First, we’ll repeat some of our data pre-processing / “quality control” steps from Lab 2:

convert our genotype data into a matrix of 0’s, 1’s, and 2’s instead of the snpStats format it’s currently in
remove the monomorphic SNPs

Run this code chunk.

# convert to matrix
hapmap.geno <- as(hapmap$genotypes, "numeric")

# calculate MAF
maf <- col.summary(hapmap$genotypes)$MAF

# find monomorphic SNPs
monomorphic <- which(maf == 0) 

# remove monomorphic SNPs from genotype matrix
hapmap.geno <- hapmap.geno[,-monomorphic]

# check the dimensions after filtering
dim(hapmap.geno)

[1] 165  83

How many SNPs remain after filtering? Pause and discuss.

After filtering, 83 polymorphic SNPs remain. (This means we would use the same Bonferroni threshold in this setting as we did in Part 1.)

d) Simulation-based approach

Now, modify your code from Part 1 to run the simulation-based multiple testing correction approach on the HapMap data. Remember to update the number of individuals and the number of SNPs accordingly.

Add the cache: true code chunk option here!

# write a function to do one simulation replicate
## NOTE:
## -- we can keep n = 165 and p = 83 since the hapmap data have the same dimensions (after QC)
## -- we need to change the dataset from "snps" to "hapmap.geno"
do_one_rep_hapmap <- function(){
  # simulate null trait
  y <- rnorm(n = 165, mean = 0, sd = 1) 
  # implement GWAS
  pvals <- c()
  for(i in 1:83){
    mod <- lm(y ~ hapmap.geno[,i])
    pvals[i] <- tidy(mod)$p.value[2]
  }
  # record the smallest p-value
  min(pvals)
}

# then repeat many times
set.seed(494) 
hapmap.reps <- replicate(500, do_one_rep_hapmap())

# then use the quantile function to find the lower 5th percentile
quantile(hapmap.reps, probs = c(0.05))

         5% 
0.001048875

What threshold did you get?
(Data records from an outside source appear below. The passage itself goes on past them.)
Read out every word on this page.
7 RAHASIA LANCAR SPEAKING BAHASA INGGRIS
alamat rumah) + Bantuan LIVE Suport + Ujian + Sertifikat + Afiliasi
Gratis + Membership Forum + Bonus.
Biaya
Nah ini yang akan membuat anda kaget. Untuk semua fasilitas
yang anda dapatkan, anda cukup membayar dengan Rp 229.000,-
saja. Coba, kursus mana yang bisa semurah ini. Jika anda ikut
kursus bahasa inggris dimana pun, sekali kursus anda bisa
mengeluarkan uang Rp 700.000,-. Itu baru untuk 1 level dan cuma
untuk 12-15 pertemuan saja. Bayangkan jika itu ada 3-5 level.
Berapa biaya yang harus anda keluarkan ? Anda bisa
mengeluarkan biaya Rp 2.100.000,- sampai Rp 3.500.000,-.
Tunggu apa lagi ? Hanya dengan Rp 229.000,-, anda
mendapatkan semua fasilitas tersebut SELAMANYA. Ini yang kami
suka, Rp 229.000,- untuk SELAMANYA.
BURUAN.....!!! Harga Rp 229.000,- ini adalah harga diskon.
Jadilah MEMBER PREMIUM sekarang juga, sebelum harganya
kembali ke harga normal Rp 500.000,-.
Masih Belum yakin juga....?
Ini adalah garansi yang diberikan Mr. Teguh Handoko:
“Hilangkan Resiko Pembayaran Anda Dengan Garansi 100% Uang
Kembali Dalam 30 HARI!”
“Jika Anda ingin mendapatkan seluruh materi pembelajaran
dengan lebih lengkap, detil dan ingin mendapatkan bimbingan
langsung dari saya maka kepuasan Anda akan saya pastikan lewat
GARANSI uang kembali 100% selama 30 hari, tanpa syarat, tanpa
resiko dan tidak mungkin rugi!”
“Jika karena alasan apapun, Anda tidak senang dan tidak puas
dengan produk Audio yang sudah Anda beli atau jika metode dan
How does this compare to the Bonferroni correction? Pause and discuss.

I got a threshold of 0.0010489, or approximately $1 \times 10^{-3}$.

Since we are doing 83 tests, Bonferroni tells us to use a threshold of 6.0240964^{-4} or approximately $6 \times 10^{-4}$.

The Bonferroni threshold is quite a bit smaller (more strict) than the threshold we get from the simulation-based approach! If we used the Bonferroni threshold, this would make it (unnecessarily) more challenging for us to reject the null hypothesis, which could lead to more type II errors (false negatives). Remember that Bonferroni does not take into account the correlation between tests. In the scenario we investigated here, although we are conducting 83 tests, we are not conducting 83 independent tests. Since these tests are, in some cases, very highly correlated, we are effectively conducting fewer tests and thus don’t need as strict of a multiple testing correction.

Reflect on the steps of the simulation-based approach. Why does this approach work? Pause and discuss.

This approach is cleverly designed to “reverse-enginner” this multiple testing problem and identify, in this set of simulated data, the threshold that will control the family-wise error rate at your desired level (eg 5%).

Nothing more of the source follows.